Las presentaciones en “borrador” no solo corresponden a aquellos contribuyentes que no cumplen con los requerimientos actuales de ingresos y patrimonio. “Tengo algunos casos que aún están por decidirse, pero que ya realizaron el pago. Solo queda formalizar la presentación. No tengo casos de aquellos que están excluidos por la ley actual y podrían ingresar con la nueva propuesta”, precisó Marcos Felice, contador y fundador del sitio “Blog del Contador”.
Por su parte, Sebastián Domínguez, contador y CEO de SDC Asesores Tributarios, confirmó que están a la espera de avances en el tratamiento de la ley para definir cómo proceder con las presentaciones de sus clientes que, en este momento, no pueden inscribirse en el régimen. “Los casos que no pueden adherirse no fueron cargados como declaraciones juradas. No se optó por el régimen simplificado para esos casos, y tampoco se encuadraron en el régimen general. Así que están en papeles de trabajo, listas y terminadas, pero a la espera de la aprobación del proyecto para optar y presentarlas por el régimen simplificado”.
Si la ley no es sancionada, promulgada ni reglamentada antes del 27 de agosto, la gran preocupación de los especialistas es si el Gobierno considerará extender nuevamente el plazo para la presentación de la Declaración Jurada Simplificada.

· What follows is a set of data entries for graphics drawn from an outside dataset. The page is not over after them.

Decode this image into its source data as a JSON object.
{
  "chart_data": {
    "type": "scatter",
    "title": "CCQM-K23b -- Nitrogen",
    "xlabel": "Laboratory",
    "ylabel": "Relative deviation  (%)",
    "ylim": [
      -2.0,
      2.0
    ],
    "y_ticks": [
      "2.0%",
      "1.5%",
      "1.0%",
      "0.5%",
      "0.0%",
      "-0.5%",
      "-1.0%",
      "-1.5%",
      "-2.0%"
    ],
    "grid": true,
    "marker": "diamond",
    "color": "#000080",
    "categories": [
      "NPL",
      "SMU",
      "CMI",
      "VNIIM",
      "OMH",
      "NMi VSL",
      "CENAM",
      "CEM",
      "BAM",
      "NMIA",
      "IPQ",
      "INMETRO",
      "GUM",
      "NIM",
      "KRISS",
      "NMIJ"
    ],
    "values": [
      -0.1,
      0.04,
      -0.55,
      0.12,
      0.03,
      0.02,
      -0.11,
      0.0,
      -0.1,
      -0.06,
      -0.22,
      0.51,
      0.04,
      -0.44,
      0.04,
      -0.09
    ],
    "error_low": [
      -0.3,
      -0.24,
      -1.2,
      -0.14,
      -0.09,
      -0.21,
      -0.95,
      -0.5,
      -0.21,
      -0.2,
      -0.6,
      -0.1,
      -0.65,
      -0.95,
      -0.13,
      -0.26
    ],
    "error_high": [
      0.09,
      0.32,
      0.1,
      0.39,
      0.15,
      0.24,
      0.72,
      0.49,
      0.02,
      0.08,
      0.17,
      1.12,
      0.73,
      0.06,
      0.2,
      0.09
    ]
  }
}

De forma preliminar, el proyecto no previó modificaciones que permitan a los funcionarios públicos y sus familiares directos adherirse al esquema simplificado de Ganancias. Este aspecto adquirió relevancia luego de que el exjefe de Gabinete y vocero presidencial, Manuel Adorni, se inscribiera en el régimen el 10 de junio, en medio de una investigación judicial relacionada con presuntos delitos de enriquecimiento ilícito y lavado de activos.
Recientemente, la senadora y exministra de Seguridad, Patricia Bullrich, aseveró en un encuentro organizado por la Fundación Mediterránea que los funcionarios públicos quedarán excluidos del régimen. “No será el caso de los funcionarios públicos, pero sí podrán hacer un blanqueo aquellos que durante años ahorraron en dólares en Argentina como forma de resguardo de valor”, afirmó.
La semana pasada, en una reunión informativa en un plenario de las comisiones de Presupuesto y Hacienda y de Legislación Penal, la subsecretaria de Ingresos Públicos, Claudia Balestrini, enfatizó: “No se trata de un régimen de regularización de activos, sino de una Declaración Jurada Simplificada”. Asimismo, Balestrini dejó claro que los funcionarios seguirán obligados a presentar sus declaraciones ante la Oficina Anticorrupción (OA).